MathNet additionally serves as a rigorous benchmark for AI efficiency, and its outcomes reveal a extra advanced image than latest headlines about AI’s mathematical capabilities counsel. Frontier fashions have made outstanding progress, with some reportedly reaching gold medal efficiency IMO, and now fixing issues that might journey most of us up on customary benchmarks. Nonetheless, MathNet exhibits that progress is uneven. Even GPT-5, the best-performing mannequin examined, averaged about 69.3 % on 6,400 issues, MathNet’s primary benchmark, and failed practically a 3rd of Olympic-level issues. Moreover, when the issue includes numbers, total efficiency drops considerably, revealing visible reasoning to be a constant weak point of even probably the most succesful fashions.
A number of open supply fashions confirmed a rating of 0% on the Mongolian language query, highlighting one other side the place present AI methods fall quick regardless of their total energy.
“The GPT mannequin is equally good for English and different languages,” Alshamari says. “Nonetheless, many open supply fashions don’t work completely in much less frequent languages akin to Mongolian.”
MathNet’s versatility can be designed to deal with severe limitations in how AI fashions study arithmetic. If the coaching knowledge is biased towards English and Chinese language questions, the mannequin absorbs a slender slice of math tradition. A Romanian combinatorics downside or a Brazilian quantity principle downside might strategy the identical underlying idea from utterly completely different angles.

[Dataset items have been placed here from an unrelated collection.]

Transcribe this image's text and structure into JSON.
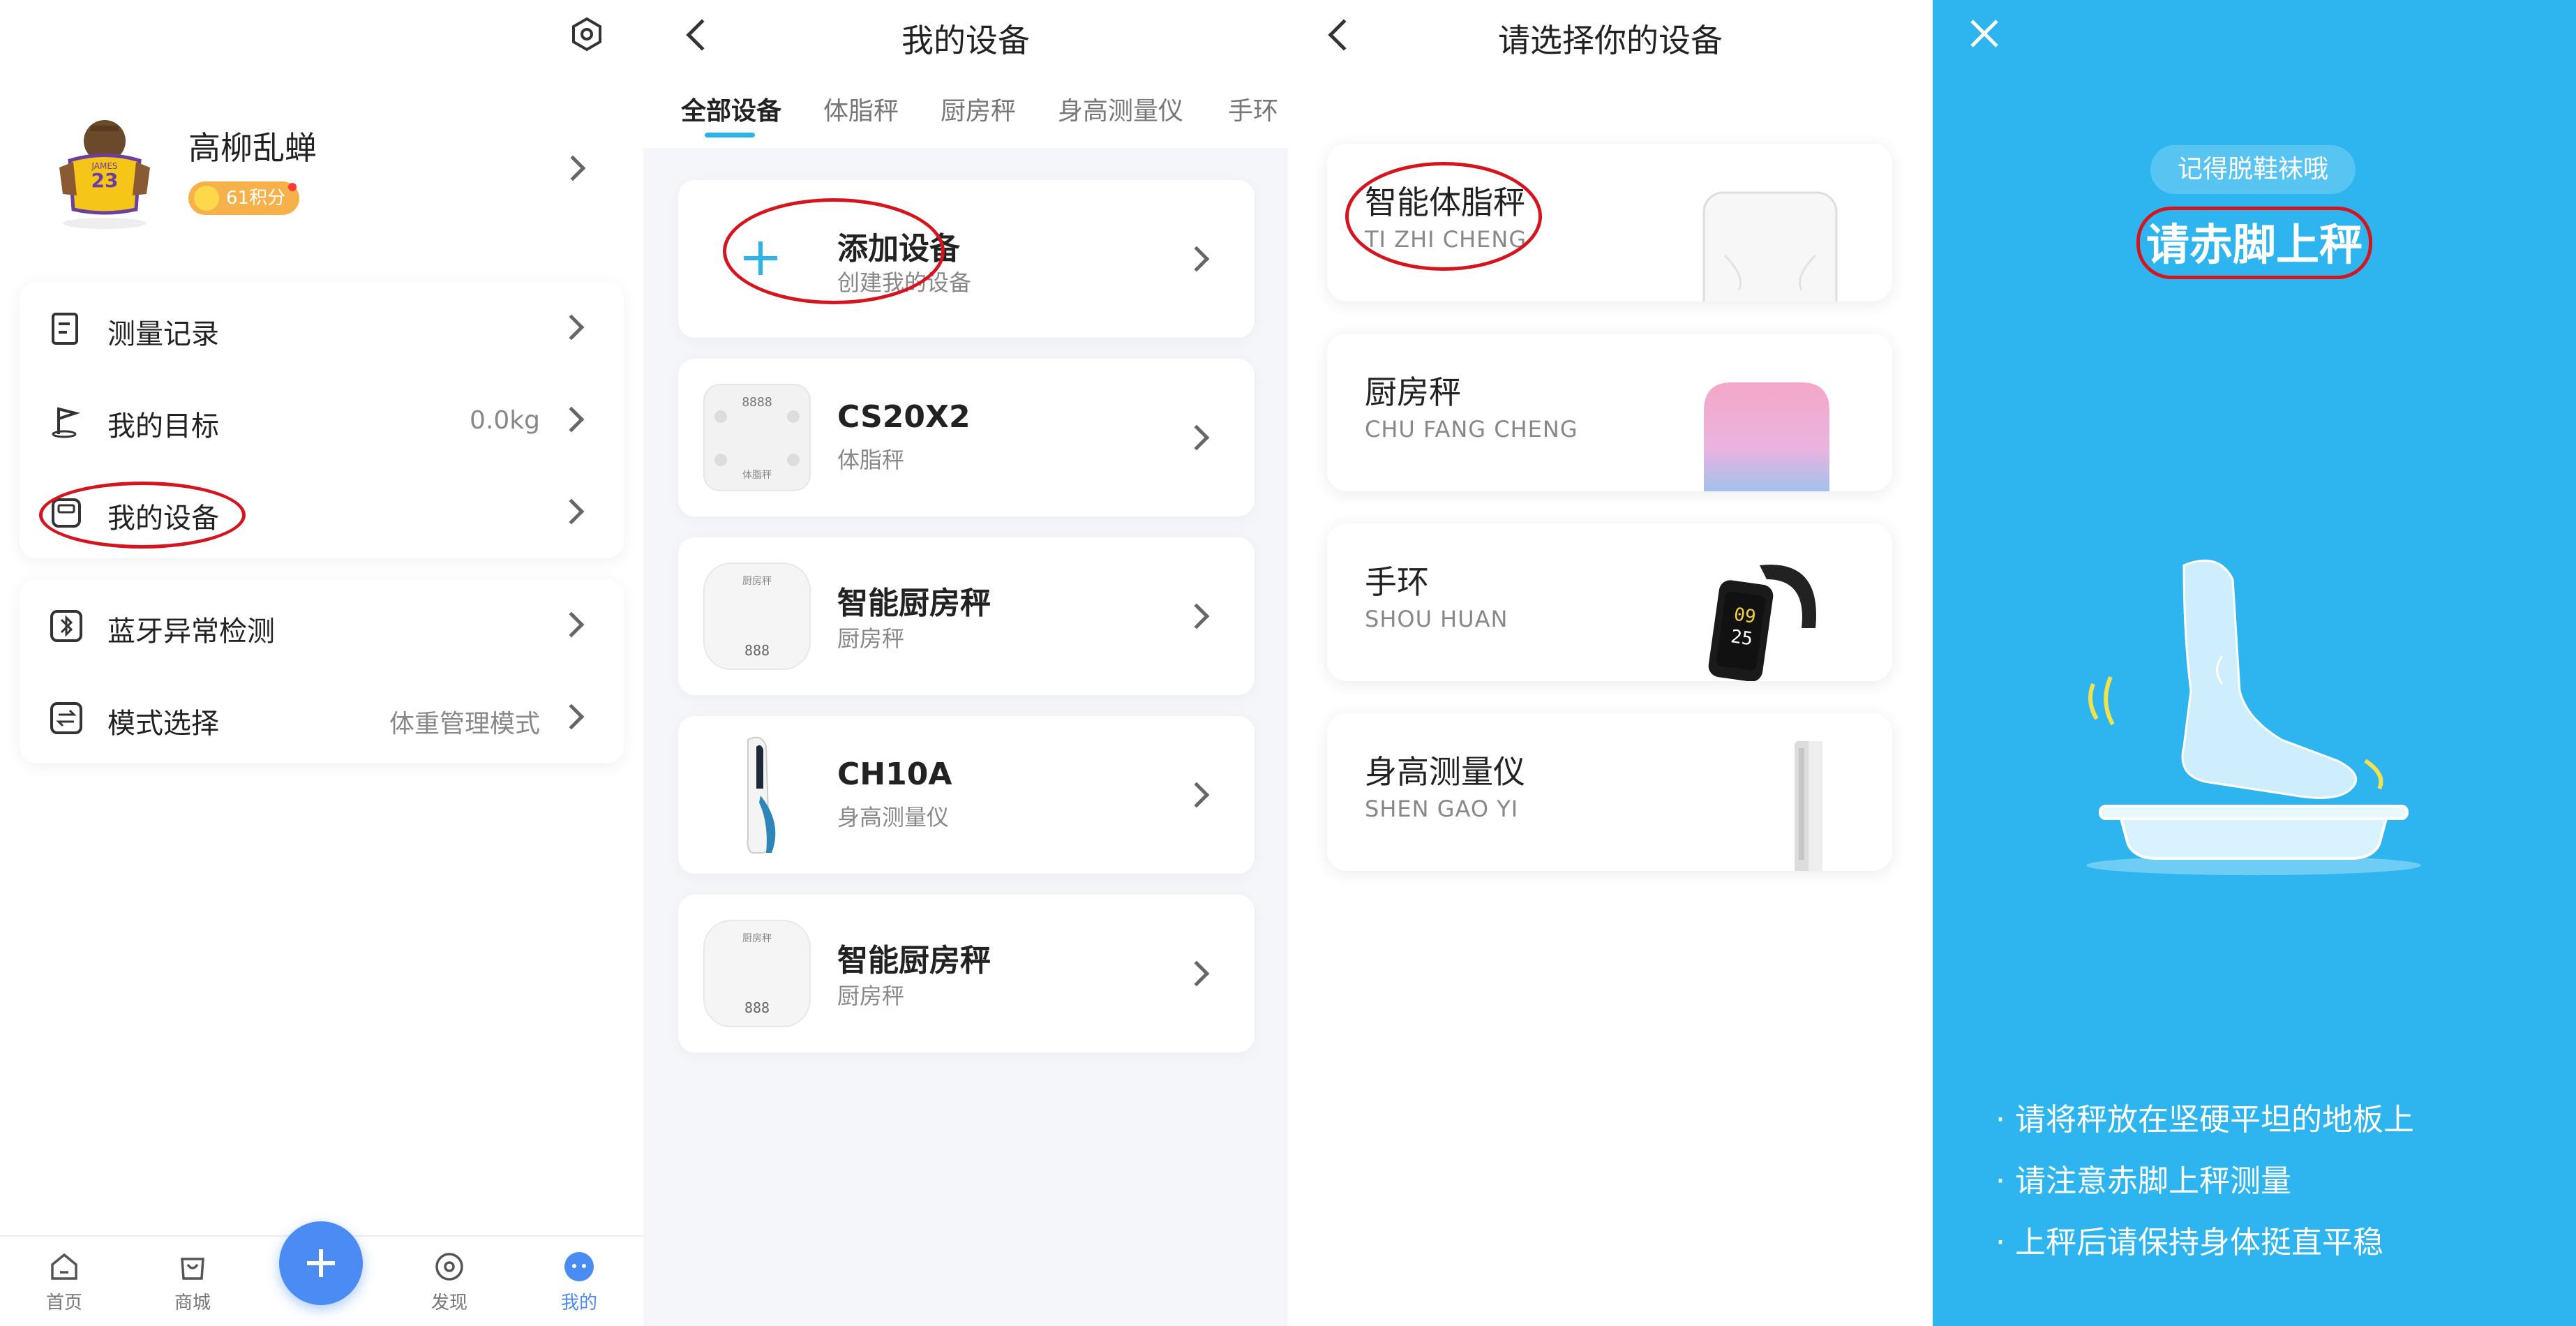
{
  "profile": {
    "user_name": "高柳乱蝉",
    "points_badge": "61积分",
    "settings_icon": "settings-hex-icon"
  },
  "menu_group1": [
    {
      "label": "测量记录",
      "value": "",
      "icon": "record-icon"
    },
    {
      "label": "我的目标",
      "value": "0.0kg",
      "icon": "goal-flag-icon"
    },
    {
      "label": "我的设备",
      "value": "",
      "icon": "device-icon"
    }
  ],
  "menu_group2": [
    {
      "label": "蓝牙异常检测",
      "value": "",
      "icon": "bluetooth-icon"
    },
    {
      "label": "模式选择",
      "value": "体重管理模式",
      "icon": "mode-switch-icon"
    }
  ],
  "bottom_tabs": [
    {
      "label": "首页",
      "icon": "home-icon",
      "active": false
    },
    {
      "label": "商城",
      "icon": "shop-bag-icon",
      "active": false
    },
    {
      "label": "发现",
      "icon": "discover-icon",
      "active": false
    },
    {
      "label": "我的",
      "icon": "me-icon",
      "active": true
    }
  ],
  "colors": {
    "accent": "#4b8bf4",
    "tab_underline": "#2bb3ea",
    "right_panel_bg": "#2eb5ef",
    "highlight_ring": "#d6141e",
    "points_badge_bg": "#f6b14b"
  },
  "devices_screen": {
    "title": "我的设备",
    "tabs": [
      "全部设备",
      "体脂秤",
      "厨房秤",
      "身高测量仪",
      "手环"
    ],
    "active_tab": "全部设备",
    "add_device": {
      "title": "添加设备",
      "subtitle": "创建我的设备"
    },
    "devices": [
      {
        "name": "CS20X2",
        "type": "体脂秤",
        "thumb_text": "8888",
        "thumb_label": "体脂秤"
      },
      {
        "name": "智能厨房秤",
        "type": "厨房秤",
        "thumb_text": "888",
        "thumb_label": "厨房秤"
      },
      {
        "name": "CH10A",
        "type": "身高测量仪",
        "thumb_text": "",
        "thumb_label": ""
      },
      {
        "name": "智能厨房秤",
        "type": "厨房秤",
        "thumb_text": "888",
        "thumb_label": "厨房秤"
      }
    ]
  },
  "select_screen": {
    "title": "请选择你的设备",
    "options": [
      {
        "name": "智能体脂秤",
        "pinyin": "TI ZHI CHENG"
      },
      {
        "name": "厨房秤",
        "pinyin": "CHU FANG CHENG"
      },
      {
        "name": "手环",
        "pinyin": "SHOU HUAN"
      },
      {
        "name": "身高测量仪",
        "pinyin": "SHEN GAO YI"
      }
    ],
    "band_digits_top": "09",
    "band_digits_bottom": "25"
  },
  "instruction_screen": {
    "bubble_text": "记得脱鞋袜哦",
    "heading": "请赤脚上秤",
    "tips": [
      "· 请将秤放在坚硬平坦的地板上",
      "· 请注意赤脚上秤测量",
      "· 上秤后请保持身体挺直平稳"
    ]
  }
}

When uncovered to that vary, the researchers argue, each people and AI methods change into higher mathematical thinkers.
Past downside fixing, MathNet introduces a search benchmark that asks whether or not a mannequin can acknowledge when two issues share the identical underlying mathematical construction. This is a crucial function each for AI improvement and for the arithmetic neighborhood itself. Through the years, practically duplicate questions have appeared on the precise IMO examination. It is because discovering mathematical equivalence between completely different notations, languages, and codecs is extraordinarily troublesome, even for a panel of human consultants. The researchers examined eight state-of-the-art embedding fashions and located that even probably the most highly effective embedding fashions have been in a position to establish appropriate matches solely about 5% of the time on the primary attempt, and that the fashions ranked structurally unrelated issues extra usually as comparable than equal issues.

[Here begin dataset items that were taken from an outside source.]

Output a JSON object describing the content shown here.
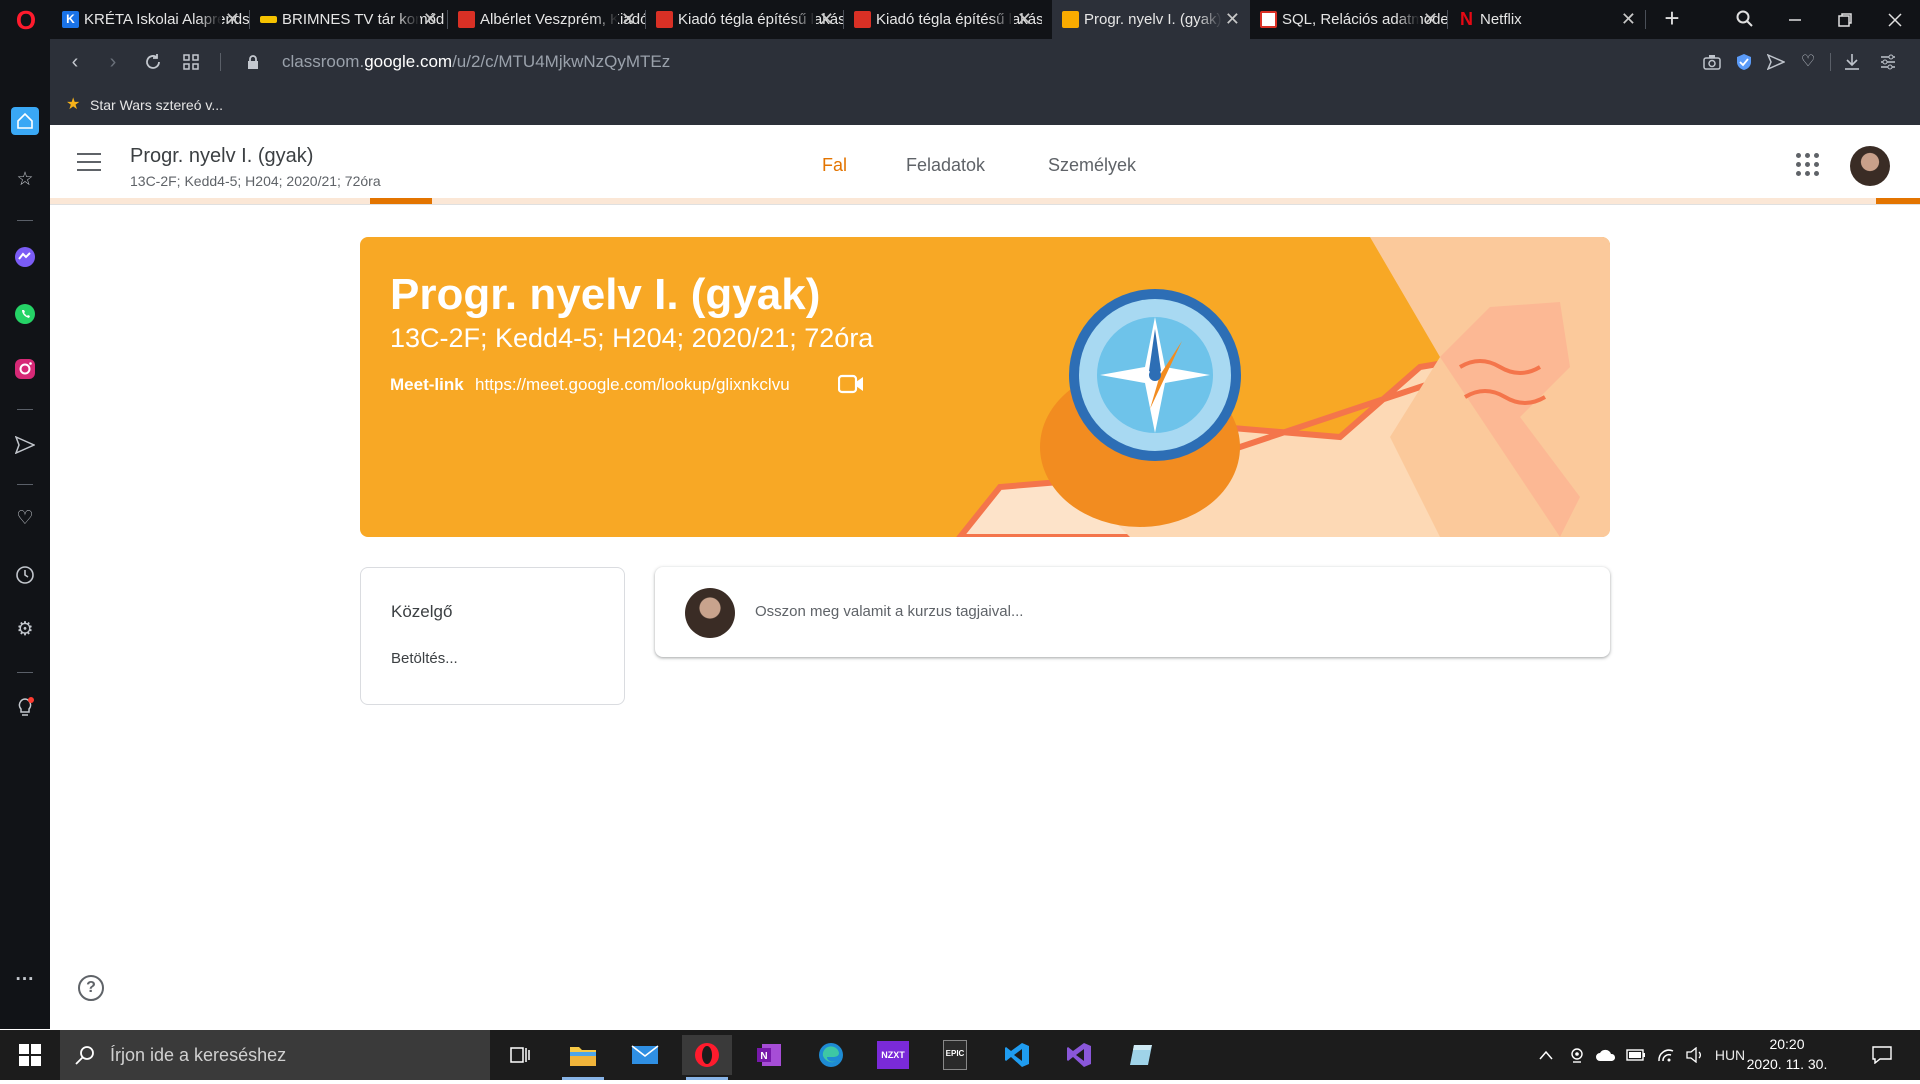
{
  "browser": {
    "tabs": [
      {
        "title": "KRÉTA Iskolai Alaprendszer",
        "favicon_color": "#1a73e8",
        "favicon_glyph": "K"
      },
      {
        "title": "BRIMNES TV tár komód",
        "favicon_color": "#f5c200",
        "favicon_glyph": ""
      },
      {
        "title": "Albérlet Veszprém, Kiadó",
        "favicon_color": "#d93025",
        "favicon_glyph": ""
      },
      {
        "title": "Kiadó tégla építésű lakás",
        "favicon_color": "#d93025",
        "favicon_glyph": ""
      },
      {
        "title": "Kiadó tégla építésű lakás",
        "favicon_color": "#d93025",
        "favicon_glyph": ""
      },
      {
        "title": "Progr. nyelv I. (gyak)",
        "favicon_color": "#f9ab00",
        "favicon_glyph": ""
      },
      {
        "title": "SQL, Relációs adatmodell",
        "favicon_color": "#ffffff",
        "favicon_glyph": ""
      },
      {
        "title": "Netflix",
        "favicon_color": "#e50914",
        "favicon_glyph": "N"
      }
    ],
    "active_tab_index": 5,
    "url_prefix": "classroom.",
    "url_domain": "google.com",
    "url_path": "/u/2/c/MTU4MjkwNzQyMTEz",
    "bookmark": "Star Wars sztereó v..."
  },
  "classroom": {
    "course_name": "Progr. nyelv I. (gyak)",
    "course_sub": "13C-2F; Kedd4-5; H204; 2020/21; 72óra",
    "nav_tabs": [
      "Fal",
      "Feladatok",
      "Személyek"
    ],
    "active_nav": "Fal",
    "banner": {
      "title": "Progr. nyelv I. (gyak)",
      "subtitle": "13C-2F; Kedd4-5; H204; 2020/21; 72óra",
      "meet_label": "Meet-link",
      "meet_url": "https://meet.google.com/lookup/glixnkclvu",
      "color": "#f8a825"
    },
    "upcoming": {
      "title": "Közelgő",
      "status": "Betöltés..."
    },
    "share_placeholder": "Osszon meg valamit a kurzus tagjaival..."
  },
  "taskbar": {
    "search_placeholder": "Írjon ide a kereséshez",
    "apps": [
      "task-view",
      "file-explorer",
      "mail",
      "opera",
      "onenote",
      "edge",
      "nzxt",
      "epic-games",
      "vscode",
      "visual-studio",
      "notes"
    ],
    "nzxt_label": "NZXT",
    "epic_label": "EPIC",
    "language": "HUN",
    "time": "20:20",
    "date": "2020. 11. 30."
  }
}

This dataset additionally features a search growth era benchmark that assessments whether or not efficiency could be improved by presenting a mannequin with structurally associated issues earlier than asking it to resolve a brand new downside. However provided that the issue retrieved is really related. DeepSeek-V3.2-Speciale improved efficiency by as much as 12 proportion factors for matching searches, however degraded efficiency for unrelated searches in about 22 % of circumstances.

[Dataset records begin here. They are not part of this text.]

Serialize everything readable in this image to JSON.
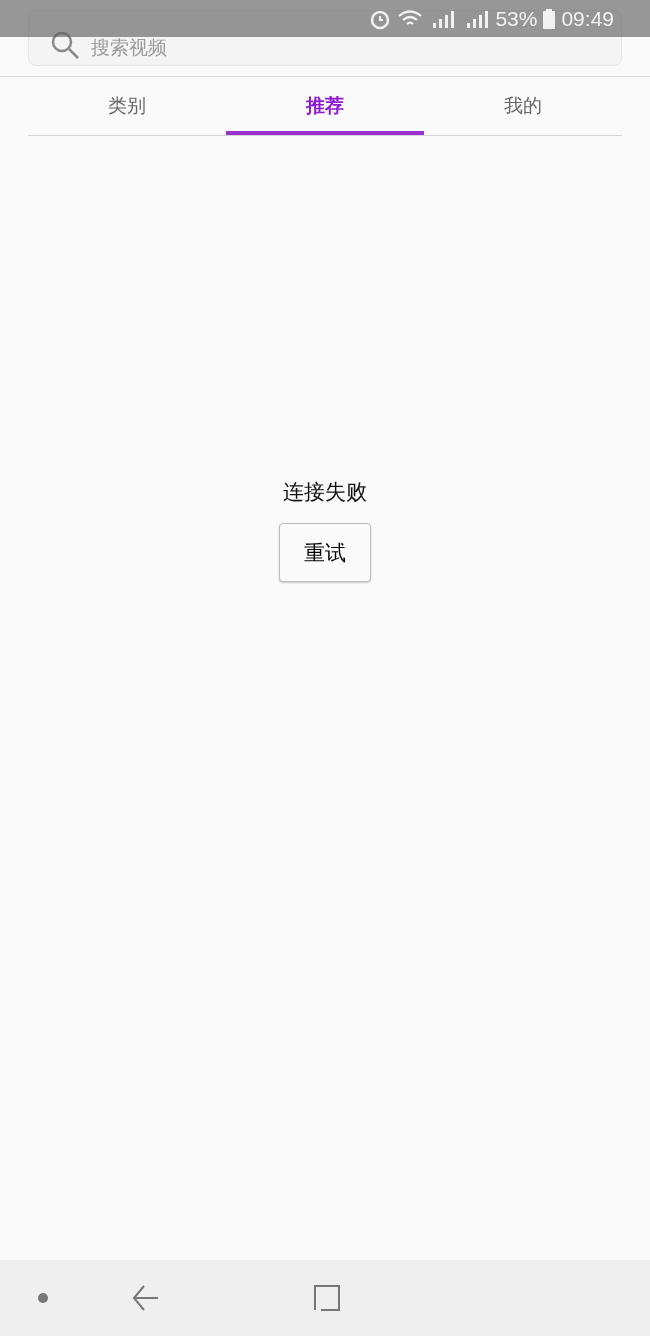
{
  "status_bar": {
    "battery": "53%",
    "time": "09:49"
  },
  "search": {
    "placeholder": "搜索视频"
  },
  "tabs": [
    {
      "label": "类别",
      "selected": false
    },
    {
      "label": "推荐",
      "selected": true
    },
    {
      "label": "我的",
      "selected": false
    }
  ],
  "error": {
    "message": "连接失败",
    "button": "重试"
  }
}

Alshammari co-authored the paper with Safaei, HUMAIN AI engineer Abrar Zainal, KAUST Academy director Sultan Albarakati, and fellow MIT CSAIL grasp’s pupil Kevin Wen SB ’25. Microsoft Principal Engineering Supervisor Mark Hamilton SM 22 years, PhD 25 years. and Professors William Freeman and Antonio Torralba. Their analysis was funded partially by a Schwarzman Faculty of Computing Fellowship and the Nationwide Science Basis.
MathNet is printed at: mathnet.csail.mit.edu.